For a long time, I refuse to buy clothes that fit me. If I agree to buy the bigger sizes, I'm accepting my weight gain. It's easier – if uncomfortable – to be in denial. Plus-size clothes are either unflattering, or expensive. I pay twice as much for the extra cloth. I live in leggings and over-sized shirts or dresses, afraid of jeans that won't button. My energy and willpower diminish, and I tell myself I will always be fat and ugly, an echo of Mom’s words about herself. It's easier to accept my fate, to sleep all day and zone out to Netflix. On the days I feel numb, I eat one meal and go back to sleep. Other times, I stuff my face with carbs and sugars, inhaling my emotions. I am stuck in a rut. I am unable to move forward because I am fat. Life can't begin until I'm thin. I can't travel or date or write or publish. The pictures will always be awful, force me to see how big I've gotten. Mom will comment on my pudgy fingers, my double chin. Granny will say I am lucky to have big breasts as they hide the size of my stomach. So, I stay in bed. I hide under the covers and I wish for a weight loss fairy to grant me strength and money, instant-thinness and zero calorie mac-n-cheese.

9. Liquid Protein: replace all your meals with liquid protein to wash out the fat. 

Sick of chewing? Drink away the pounds!

I have a group chat with Mom and Granny where we commiserate together about our attempts at joining gyms, considering low-calorie, trying Atkins again, new diets. Granny tells us to drink liquid protein and eat nothing. She does it every few months, loses ten pounds and then goes back to her midnight cereal. Auntie has diabetes, the bad kind not the fat kind like Granny, Mom, Uncle had. She's deathly skinny so we don't include her in these conversations where we talk about the weight we've gained and how much we're trying to lose, how we've failed to do so. For Christmas, Mom buys me a shirt in a 5XL and I wonder if this is how she sees me, even though I'm drowning in the cotton.

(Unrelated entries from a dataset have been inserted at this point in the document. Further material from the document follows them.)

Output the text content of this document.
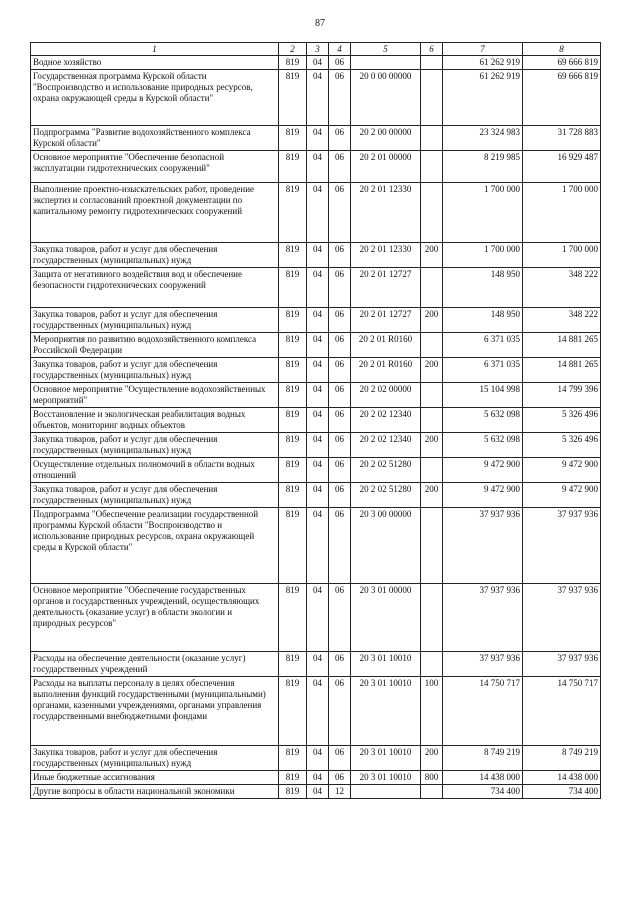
87
1	2	3	4	5	6	7	8
Водное хозяйство	819	04	06			61 262 919	69 666 819
Государственная программа Курской области "Воспроизводство и использование природных ресурсов, охрана окружающей среды в Курской области"	819	04	06	20 0 00 00000		61 262 919	69 666 819
Подпрограмма "Развитие водохозяйственного комплекса Курской области"	819	04	06	20 2 00 00000		23 324 983	31 728 883
Основное мероприятие "Обеспечение безопасной эксплуатации гидротехнических сооружений"	819	04	06	20 2 01 00000		8 219 985	16 929 487
Выполнение проектно-изыскательских работ, проведение экспертиз и согласований проектной документации по капитальному ремонту гидротехнических сооружений	819	04	06	20 2 01 12330		1 700 000	1 700 000
Закупка товаров, работ и услуг для обеспечения государственных (муниципальных) нужд	819	04	06	20 2 01 12330	200	1 700 000	1 700 000
Защита от негативного воздействия вод и обеспечение безопасности гидротехнических сооружений	819	04	06	20 2 01 12727		148 950	348 222
Закупка товаров, работ и услуг для обеспечения государственных (муниципальных) нужд	819	04	06	20 2 01 12727	200	148 950	348 222
Мероприятия по развитию водохозяйственного комплекса Российской Федерации	819	04	06	20 2 01 R0160		6 371 035	14 881 265
Закупка товаров, работ и услуг для обеспечения государственных (муниципальных) нужд	819	04	06	20 2 01 R0160	200	6 371 035	14 881 265
Основное мероприятие "Осуществление водохозяйственных мероприятий"	819	04	06	20 2 02 00000		15 104 998	14 799 396
Восстановление и экологическая реабилитация водных объектов, мониторинг водных объектов	819	04	06	20 2 02 12340		5 632 098	5 326 496
Закупка товаров, работ и услуг для обеспечения государственных (муниципальных) нужд	819	04	06	20 2 02 12340	200	5 632 098	5 326 496
Осуществление отдельных полномочий в области водных отношений	819	04	06	20 2 02 51280		9 472 900	9 472 900
Закупка товаров, работ и услуг для обеспечения государственных (муниципальных) нужд	819	04	06	20 2 02 51280	200	9 472 900	9 472 900
Подпрограмма "Обеспечение реализации государственной программы Курской области "Воспроизводство и использование природных ресурсов, охрана окружающей среды в Курской области"	819	04	06	20 3 00 00000		37 937 936	37 937 936
Основное мероприятие "Обеспечение государственных органов и государственных учреждений, осуществляющих деятельность (оказание услуг) в области экологии и природных ресурсов"	819	04	06	20 3 01 00000		37 937 936	37 937 936
Расходы на обеспечение деятельности (оказание услуг) государственных учреждений	819	04	06	20 3 01 10010		37 937 936	37 937 936
Расходы на выплаты персоналу в целях обеспечения выполнения функций государственными (муниципальными) органами, казенными учреждениями, органами управления государственными внебюджетными фондами	819	04	06	20 3 01 10010	100	14 750 717	14 750 717
Закупка товаров, работ и услуг для обеспечения государственных (муниципальных) нужд	819	04	06	20 3 01 10010	200	8 749 219	8 749 219
Иные бюджетные ассигнования	819	04	06	20 3 01 10010	800	14 438 000	14 438 000
Другие вопросы в области национальной экономики	819	04	12			734 400	734 400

10. Study Abroad: go to a different country and try new foods. 

Tired of the same old processed food? Plan a trip somewhere halfway across the world!

During my first quarter at University, a professor talks about the opportunity to study abroad. I have always wanted to travel. My friends tell me this is a great chance to go someplace I would never otherwise go. I don’t even know where Senegal is until I Google it. My professor tells me to apply, convinces me about how much fun it'll be. What an experience it'll be. How going out and exploring the world will make me a better writer. 

I apply and pay the fees before I can let my weight convince me to wait. Suddenly I'm on a time clock. If there's eight months until I get on the plane, and I stick to a diet plan, how much can I lose before I go? I make charts with weight goals, write up a diet plan, a meal plan. Will I need to buy new outfits because of the weight loss? Will I lose enough to be confident in pictures, in sharing a room with someone, in taking up as little space as possible? 

I manage Atkins for a couple weeks and lose almost ten pounds. It comes back as soon as the bread does. The months pass by and nothing has changed. 

I buy clothes for the size I am. The trip is getting closer and I can’t flake out like I would with anything else. It’s a slow, uphill struggle to realize what I should have known long ago. 

I can enjoy things. My size does not mean that I can’t start living.